No system is perfectly secure. If we become aware of a personal-data breach that is likely to put your rights at risk, we will notify you and the relevant authority as the law requires.

We aim to process and store data within the European Economic Area. Where a provider processes data outside the EEA, we rely on appropriate safeguards — such as the European Commission's Standard Contractual Clauses or an adequacy decision — so that your data keeps an equivalent level of protection.

Subject to applicable law, you have the right to:

• access the personal data we hold about you;
• correct inaccurate or incomplete data;
• erase your data ("right to be forgotten"), where applicable;
• restrict or object to certain processing;
• receive your data in a portable format;
• withdraw consent where processing is based on consent.

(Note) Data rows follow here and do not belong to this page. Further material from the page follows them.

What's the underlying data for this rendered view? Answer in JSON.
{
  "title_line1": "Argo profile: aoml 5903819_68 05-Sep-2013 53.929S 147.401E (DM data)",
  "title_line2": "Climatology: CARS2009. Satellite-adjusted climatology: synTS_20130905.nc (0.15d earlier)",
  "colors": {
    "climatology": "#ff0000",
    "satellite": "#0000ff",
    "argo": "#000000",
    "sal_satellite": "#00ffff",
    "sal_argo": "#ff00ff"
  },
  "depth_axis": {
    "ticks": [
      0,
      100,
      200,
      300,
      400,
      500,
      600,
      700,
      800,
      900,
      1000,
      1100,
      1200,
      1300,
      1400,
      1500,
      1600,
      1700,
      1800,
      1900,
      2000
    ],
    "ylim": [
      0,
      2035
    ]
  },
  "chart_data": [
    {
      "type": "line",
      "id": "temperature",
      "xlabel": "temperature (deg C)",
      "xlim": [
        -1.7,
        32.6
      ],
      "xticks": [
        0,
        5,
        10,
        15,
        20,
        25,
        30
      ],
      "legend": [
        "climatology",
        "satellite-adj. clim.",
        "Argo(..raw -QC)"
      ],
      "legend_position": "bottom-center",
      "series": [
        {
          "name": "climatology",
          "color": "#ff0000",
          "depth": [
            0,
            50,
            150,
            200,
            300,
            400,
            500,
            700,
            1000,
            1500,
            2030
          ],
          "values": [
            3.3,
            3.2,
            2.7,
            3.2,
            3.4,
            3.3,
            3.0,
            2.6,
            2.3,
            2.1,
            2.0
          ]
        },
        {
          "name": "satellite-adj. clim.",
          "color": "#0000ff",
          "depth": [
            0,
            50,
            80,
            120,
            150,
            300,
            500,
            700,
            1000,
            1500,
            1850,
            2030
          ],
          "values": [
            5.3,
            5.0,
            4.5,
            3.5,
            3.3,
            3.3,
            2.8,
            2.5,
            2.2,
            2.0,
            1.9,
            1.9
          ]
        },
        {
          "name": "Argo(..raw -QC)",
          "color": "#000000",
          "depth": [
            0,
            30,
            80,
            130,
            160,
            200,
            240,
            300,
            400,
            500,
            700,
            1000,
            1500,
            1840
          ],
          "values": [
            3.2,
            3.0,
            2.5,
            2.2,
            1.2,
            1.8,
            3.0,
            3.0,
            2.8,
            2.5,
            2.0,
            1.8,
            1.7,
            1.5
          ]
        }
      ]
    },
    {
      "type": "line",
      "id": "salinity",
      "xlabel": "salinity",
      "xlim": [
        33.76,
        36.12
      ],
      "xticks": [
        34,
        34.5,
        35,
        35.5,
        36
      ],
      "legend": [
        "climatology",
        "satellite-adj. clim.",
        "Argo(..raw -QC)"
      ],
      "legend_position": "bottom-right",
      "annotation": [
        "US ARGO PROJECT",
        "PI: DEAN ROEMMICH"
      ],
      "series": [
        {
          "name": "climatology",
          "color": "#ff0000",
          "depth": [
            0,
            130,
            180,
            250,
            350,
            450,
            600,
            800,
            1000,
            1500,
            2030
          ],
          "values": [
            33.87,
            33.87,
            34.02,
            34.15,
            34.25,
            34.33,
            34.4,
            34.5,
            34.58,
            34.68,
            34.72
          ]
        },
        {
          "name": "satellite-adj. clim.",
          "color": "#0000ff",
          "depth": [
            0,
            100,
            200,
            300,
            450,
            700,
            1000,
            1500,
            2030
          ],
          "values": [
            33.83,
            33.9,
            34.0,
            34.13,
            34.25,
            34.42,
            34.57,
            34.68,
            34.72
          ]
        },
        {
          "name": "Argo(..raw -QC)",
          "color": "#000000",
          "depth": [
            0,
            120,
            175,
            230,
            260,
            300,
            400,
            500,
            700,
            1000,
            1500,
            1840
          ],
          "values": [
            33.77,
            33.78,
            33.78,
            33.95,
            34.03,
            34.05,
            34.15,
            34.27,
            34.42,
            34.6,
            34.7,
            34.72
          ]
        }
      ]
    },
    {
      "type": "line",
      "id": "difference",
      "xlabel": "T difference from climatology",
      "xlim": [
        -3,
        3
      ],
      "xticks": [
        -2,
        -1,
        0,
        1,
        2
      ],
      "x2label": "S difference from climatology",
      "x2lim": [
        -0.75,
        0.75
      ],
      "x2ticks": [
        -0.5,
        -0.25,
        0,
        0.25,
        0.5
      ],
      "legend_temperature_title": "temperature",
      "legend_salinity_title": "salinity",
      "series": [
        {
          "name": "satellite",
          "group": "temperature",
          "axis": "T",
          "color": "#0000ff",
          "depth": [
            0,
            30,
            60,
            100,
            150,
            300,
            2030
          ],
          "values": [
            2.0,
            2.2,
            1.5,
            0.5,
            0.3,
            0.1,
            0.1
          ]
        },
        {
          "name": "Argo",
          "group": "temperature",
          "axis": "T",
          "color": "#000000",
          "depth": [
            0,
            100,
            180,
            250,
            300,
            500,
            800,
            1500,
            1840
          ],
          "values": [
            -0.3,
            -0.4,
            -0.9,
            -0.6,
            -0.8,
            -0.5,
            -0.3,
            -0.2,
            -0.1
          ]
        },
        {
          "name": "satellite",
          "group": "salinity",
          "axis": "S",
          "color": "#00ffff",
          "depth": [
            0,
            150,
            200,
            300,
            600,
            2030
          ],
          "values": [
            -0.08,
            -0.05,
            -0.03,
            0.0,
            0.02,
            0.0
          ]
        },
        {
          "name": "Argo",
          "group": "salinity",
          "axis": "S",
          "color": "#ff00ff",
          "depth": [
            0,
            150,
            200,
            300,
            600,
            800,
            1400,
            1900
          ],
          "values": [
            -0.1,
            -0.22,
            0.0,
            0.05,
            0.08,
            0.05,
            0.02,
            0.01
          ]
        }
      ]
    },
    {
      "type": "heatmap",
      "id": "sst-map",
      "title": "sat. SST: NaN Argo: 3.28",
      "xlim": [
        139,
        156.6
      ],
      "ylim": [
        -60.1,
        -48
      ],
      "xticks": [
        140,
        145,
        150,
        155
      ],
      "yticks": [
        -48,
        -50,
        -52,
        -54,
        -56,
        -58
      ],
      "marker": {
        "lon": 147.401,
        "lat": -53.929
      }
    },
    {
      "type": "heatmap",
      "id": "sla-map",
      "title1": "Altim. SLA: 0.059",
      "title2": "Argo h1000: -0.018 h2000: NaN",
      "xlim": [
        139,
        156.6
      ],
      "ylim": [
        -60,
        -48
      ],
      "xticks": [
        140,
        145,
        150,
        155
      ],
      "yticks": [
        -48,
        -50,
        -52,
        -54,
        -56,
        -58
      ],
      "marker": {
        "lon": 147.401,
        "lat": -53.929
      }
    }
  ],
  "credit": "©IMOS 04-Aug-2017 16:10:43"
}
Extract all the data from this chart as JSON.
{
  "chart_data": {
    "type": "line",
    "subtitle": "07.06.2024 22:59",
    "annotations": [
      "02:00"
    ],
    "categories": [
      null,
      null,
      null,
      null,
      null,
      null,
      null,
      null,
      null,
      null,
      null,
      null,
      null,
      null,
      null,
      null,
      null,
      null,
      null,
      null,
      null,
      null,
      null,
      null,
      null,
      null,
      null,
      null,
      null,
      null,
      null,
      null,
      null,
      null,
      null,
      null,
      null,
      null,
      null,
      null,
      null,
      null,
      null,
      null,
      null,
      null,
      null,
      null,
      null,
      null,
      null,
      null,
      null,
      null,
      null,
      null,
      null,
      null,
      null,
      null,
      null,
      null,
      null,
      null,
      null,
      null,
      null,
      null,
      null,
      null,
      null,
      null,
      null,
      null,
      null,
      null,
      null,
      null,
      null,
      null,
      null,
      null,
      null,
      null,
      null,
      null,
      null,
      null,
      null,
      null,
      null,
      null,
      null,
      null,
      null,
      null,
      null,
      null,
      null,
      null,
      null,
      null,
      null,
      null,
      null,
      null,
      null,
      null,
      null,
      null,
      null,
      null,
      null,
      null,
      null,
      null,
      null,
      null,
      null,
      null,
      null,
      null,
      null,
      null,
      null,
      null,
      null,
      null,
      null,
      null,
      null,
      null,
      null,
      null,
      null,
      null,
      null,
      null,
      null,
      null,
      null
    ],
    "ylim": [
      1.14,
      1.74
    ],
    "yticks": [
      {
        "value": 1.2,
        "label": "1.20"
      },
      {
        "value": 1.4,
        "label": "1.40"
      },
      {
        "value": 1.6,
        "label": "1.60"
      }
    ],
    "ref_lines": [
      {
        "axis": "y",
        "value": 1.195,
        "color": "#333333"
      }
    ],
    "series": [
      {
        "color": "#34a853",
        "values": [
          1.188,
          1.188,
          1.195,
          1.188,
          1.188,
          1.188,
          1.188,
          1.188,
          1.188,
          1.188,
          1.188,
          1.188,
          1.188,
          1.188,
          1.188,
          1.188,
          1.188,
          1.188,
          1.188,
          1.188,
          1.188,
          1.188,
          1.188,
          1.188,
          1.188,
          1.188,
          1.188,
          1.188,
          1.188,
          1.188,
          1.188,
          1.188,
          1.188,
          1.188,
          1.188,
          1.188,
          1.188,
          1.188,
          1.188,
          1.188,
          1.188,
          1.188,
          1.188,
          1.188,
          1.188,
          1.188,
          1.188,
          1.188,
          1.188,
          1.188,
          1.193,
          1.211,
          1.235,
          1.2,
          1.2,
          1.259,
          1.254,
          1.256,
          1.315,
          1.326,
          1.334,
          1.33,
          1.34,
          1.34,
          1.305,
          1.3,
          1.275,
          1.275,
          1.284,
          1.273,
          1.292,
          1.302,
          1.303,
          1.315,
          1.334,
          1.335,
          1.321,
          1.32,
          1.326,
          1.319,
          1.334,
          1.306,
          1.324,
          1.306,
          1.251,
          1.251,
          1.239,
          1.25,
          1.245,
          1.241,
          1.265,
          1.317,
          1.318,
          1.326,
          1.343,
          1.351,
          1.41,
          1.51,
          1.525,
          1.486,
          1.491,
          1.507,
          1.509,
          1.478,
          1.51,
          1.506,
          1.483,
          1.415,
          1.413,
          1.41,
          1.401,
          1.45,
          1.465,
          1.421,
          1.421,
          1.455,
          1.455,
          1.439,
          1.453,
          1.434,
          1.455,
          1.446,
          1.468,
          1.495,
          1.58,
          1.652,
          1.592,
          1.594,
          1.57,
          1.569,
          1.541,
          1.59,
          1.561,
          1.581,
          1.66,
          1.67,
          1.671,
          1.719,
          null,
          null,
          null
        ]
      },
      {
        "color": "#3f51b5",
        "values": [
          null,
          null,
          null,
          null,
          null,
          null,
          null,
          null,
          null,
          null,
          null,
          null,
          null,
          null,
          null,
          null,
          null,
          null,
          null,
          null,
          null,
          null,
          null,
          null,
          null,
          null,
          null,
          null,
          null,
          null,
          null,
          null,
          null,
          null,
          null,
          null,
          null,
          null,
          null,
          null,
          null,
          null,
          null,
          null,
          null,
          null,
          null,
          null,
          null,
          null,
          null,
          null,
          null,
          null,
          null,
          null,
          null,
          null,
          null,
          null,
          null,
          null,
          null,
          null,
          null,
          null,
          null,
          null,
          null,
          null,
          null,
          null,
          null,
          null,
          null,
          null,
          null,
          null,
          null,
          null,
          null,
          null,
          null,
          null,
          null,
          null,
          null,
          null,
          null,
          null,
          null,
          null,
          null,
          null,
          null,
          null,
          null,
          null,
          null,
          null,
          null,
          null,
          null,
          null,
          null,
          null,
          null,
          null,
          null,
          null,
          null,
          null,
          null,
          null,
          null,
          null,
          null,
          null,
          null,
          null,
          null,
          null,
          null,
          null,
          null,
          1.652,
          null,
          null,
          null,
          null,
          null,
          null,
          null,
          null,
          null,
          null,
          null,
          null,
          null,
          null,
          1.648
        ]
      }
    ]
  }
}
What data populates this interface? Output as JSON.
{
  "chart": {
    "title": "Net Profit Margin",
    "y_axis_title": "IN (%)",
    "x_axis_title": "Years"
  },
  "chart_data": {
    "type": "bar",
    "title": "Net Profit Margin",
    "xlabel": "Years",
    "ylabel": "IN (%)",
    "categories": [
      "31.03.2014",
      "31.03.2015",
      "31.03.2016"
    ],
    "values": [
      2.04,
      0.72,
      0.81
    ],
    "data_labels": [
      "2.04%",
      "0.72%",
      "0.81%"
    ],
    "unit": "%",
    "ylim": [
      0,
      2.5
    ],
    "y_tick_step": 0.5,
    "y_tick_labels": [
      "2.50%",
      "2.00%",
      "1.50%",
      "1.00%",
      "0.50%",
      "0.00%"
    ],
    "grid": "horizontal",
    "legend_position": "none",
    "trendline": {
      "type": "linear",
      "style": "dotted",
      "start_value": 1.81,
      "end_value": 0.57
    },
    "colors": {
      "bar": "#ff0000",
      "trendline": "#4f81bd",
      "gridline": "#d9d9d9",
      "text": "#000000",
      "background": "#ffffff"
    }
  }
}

To exercise any of these rights, email privacy@propflow.app. You can also access and export most of your data directly from within the Service. We will respond within the time the law allows, normally within one month.

The Service is intended for businesses and adults. It is not directed at children, and we do not knowingly collect personal data from anyone under 18. If you believe a child has provided us personal data, contact us and we will delete it.

We may update this Privacy Policy as the Service and the law evolve. When we make material changes, we will update the effective date above and, where appropriate, notify you in the app or by email. We encourage you to review this page periodically.